7. A device for determining the center pose of a geometric body, characterized in that, include: The visual detection result acquisition module is used to acquire the visual detection results of the target geometry in the current frame issued by the vision system; The pose extraction module is used to traverse the visual detection results and extract at least one target QR code and the position and pose information corresponding to the target QR code; the position and pose information includes position coordinates and target pose quaternions. The pose calculation module is used to calculate the position and pose information based on the rotation mapping table and the pose offset vector list to obtain the candidate center pose information corresponding to the target QR code. The pose determination module is used to perform end-effector localization calculation on the candidate center pose information based on standard pose information to determine the target center pose information.

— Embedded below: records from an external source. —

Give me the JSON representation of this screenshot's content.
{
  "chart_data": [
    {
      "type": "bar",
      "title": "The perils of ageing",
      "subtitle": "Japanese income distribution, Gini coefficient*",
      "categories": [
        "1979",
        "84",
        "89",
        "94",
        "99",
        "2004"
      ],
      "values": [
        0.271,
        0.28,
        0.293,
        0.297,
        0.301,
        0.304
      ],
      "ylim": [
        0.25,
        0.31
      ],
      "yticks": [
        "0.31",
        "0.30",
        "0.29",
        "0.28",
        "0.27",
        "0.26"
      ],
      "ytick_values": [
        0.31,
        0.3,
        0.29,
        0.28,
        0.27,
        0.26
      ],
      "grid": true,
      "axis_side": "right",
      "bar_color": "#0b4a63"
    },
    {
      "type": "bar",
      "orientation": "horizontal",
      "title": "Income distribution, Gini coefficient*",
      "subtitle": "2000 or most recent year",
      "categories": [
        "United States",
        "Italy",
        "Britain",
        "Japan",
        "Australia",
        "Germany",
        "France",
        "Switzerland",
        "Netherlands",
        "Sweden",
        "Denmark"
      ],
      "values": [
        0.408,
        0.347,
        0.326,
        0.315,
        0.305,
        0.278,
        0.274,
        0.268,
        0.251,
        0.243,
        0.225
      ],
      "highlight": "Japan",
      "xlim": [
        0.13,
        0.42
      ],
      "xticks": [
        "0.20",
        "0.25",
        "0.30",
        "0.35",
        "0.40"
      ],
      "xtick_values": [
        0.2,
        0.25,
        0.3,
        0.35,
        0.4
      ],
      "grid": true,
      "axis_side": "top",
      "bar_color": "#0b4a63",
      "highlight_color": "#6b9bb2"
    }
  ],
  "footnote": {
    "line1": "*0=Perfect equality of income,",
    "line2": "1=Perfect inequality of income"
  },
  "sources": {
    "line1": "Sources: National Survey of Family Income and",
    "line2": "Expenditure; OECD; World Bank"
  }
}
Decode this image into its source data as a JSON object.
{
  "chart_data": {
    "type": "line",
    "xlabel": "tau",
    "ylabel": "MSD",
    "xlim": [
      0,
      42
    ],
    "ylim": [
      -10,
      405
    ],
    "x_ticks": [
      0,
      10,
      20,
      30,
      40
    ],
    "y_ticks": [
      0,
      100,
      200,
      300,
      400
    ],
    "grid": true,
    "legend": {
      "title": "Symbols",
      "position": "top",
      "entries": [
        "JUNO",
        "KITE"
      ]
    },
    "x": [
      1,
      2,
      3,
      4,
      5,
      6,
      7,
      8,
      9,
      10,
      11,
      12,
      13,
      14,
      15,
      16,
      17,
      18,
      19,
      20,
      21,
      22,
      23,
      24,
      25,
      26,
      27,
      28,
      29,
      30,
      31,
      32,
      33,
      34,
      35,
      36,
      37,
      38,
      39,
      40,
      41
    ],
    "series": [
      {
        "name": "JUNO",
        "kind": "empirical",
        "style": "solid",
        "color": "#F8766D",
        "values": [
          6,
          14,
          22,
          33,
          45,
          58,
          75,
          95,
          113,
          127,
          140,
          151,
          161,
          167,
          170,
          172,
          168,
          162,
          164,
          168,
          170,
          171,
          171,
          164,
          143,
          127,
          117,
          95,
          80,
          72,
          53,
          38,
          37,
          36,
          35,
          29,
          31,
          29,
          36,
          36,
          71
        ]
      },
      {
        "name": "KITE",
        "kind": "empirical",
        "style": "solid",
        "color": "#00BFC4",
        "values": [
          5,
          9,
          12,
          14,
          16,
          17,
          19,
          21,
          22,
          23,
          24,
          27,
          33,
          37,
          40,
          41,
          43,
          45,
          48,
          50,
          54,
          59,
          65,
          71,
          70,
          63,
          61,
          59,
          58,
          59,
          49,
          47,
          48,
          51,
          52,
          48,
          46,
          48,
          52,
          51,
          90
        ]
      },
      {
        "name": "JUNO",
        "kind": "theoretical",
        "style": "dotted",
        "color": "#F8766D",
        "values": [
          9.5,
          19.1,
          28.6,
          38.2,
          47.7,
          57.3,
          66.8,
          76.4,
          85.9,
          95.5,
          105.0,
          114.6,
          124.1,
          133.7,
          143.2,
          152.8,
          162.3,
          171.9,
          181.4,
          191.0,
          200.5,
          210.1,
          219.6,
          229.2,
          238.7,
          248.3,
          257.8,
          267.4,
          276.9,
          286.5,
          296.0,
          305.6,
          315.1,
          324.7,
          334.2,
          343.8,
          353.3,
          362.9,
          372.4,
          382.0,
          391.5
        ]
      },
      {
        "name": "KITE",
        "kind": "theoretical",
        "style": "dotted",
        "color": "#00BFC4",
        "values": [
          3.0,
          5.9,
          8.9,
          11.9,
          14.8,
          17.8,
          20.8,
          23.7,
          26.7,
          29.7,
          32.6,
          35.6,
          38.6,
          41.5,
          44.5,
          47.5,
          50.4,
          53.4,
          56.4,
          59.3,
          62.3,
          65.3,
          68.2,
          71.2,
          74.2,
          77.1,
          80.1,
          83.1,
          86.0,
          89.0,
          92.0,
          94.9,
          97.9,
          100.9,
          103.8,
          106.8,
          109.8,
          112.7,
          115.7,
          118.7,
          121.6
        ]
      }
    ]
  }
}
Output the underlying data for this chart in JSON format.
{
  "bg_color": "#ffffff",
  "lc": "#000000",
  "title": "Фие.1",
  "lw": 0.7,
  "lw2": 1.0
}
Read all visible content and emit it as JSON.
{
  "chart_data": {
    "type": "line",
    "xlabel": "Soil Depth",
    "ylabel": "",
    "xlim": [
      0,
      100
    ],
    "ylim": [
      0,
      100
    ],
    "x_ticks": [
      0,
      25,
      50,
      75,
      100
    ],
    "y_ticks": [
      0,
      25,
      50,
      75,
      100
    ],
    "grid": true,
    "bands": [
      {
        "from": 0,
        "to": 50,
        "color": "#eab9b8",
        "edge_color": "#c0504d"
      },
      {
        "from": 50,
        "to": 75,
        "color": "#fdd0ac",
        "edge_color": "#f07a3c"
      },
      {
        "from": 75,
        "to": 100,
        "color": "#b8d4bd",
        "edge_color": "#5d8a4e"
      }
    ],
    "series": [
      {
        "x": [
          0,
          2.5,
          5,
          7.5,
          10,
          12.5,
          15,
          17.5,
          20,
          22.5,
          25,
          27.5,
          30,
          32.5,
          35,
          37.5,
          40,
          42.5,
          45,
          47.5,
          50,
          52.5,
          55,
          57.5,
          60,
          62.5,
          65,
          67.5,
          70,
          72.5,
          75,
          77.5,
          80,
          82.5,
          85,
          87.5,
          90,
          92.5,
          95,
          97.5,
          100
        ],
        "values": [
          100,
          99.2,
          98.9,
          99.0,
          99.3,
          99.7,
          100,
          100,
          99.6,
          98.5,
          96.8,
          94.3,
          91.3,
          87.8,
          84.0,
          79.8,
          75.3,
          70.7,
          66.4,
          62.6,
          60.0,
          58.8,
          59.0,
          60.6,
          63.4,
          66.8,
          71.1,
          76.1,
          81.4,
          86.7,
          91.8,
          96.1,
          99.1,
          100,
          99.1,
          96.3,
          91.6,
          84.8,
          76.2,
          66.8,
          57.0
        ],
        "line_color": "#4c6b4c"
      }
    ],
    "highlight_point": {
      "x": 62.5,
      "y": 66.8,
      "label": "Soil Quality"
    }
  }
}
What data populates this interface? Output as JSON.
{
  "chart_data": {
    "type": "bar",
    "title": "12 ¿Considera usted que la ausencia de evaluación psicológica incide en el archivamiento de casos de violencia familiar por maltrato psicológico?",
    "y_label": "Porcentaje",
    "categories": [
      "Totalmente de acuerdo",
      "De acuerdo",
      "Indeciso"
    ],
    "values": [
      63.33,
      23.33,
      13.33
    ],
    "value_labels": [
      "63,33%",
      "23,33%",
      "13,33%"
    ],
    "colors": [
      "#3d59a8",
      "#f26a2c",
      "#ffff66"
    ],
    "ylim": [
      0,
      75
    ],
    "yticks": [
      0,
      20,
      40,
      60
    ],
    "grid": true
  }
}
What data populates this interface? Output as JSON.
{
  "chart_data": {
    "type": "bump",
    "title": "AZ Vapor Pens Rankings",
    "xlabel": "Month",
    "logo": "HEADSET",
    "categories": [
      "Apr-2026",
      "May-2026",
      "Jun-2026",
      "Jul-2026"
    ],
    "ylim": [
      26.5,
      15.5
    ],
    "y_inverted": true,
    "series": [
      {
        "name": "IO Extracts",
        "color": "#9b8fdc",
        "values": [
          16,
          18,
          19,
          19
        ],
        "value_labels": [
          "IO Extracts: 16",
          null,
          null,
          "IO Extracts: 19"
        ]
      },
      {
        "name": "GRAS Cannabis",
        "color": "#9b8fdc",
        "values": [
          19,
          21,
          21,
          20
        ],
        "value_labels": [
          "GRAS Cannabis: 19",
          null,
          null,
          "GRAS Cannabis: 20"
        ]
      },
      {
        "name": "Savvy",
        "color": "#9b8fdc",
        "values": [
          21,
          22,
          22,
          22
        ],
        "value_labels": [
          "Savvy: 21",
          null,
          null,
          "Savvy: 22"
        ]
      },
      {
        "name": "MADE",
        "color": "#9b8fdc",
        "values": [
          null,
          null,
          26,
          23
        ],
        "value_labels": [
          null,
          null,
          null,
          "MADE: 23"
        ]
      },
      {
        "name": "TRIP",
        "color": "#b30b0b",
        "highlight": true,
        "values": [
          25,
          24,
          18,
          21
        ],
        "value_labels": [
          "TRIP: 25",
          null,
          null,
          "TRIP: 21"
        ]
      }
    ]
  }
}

8. An electronic device, characterized in that, The electronic device includes: At least one processor; and A memory communicatively connected to the at least one processor; wherein, The memory stores a computer program that can be executed by the at least one processor, the computer program being executed by the at least one processor to enable the at least one processor to perform the geometry center pose determination method according to any one of claims 1-6.
9. A computer-readable storage medium, characterized in that, The computer-readable storage medium stores computer instructions that cause a processor to execute the method for determining the geometric center pose of any one of claims 1-6.
10. A computer program product, characterized in that, The computer program product includes a computer program that, when executed by a processor, implements the method for determining the pose of the geometric center according to any one of claims 1-6.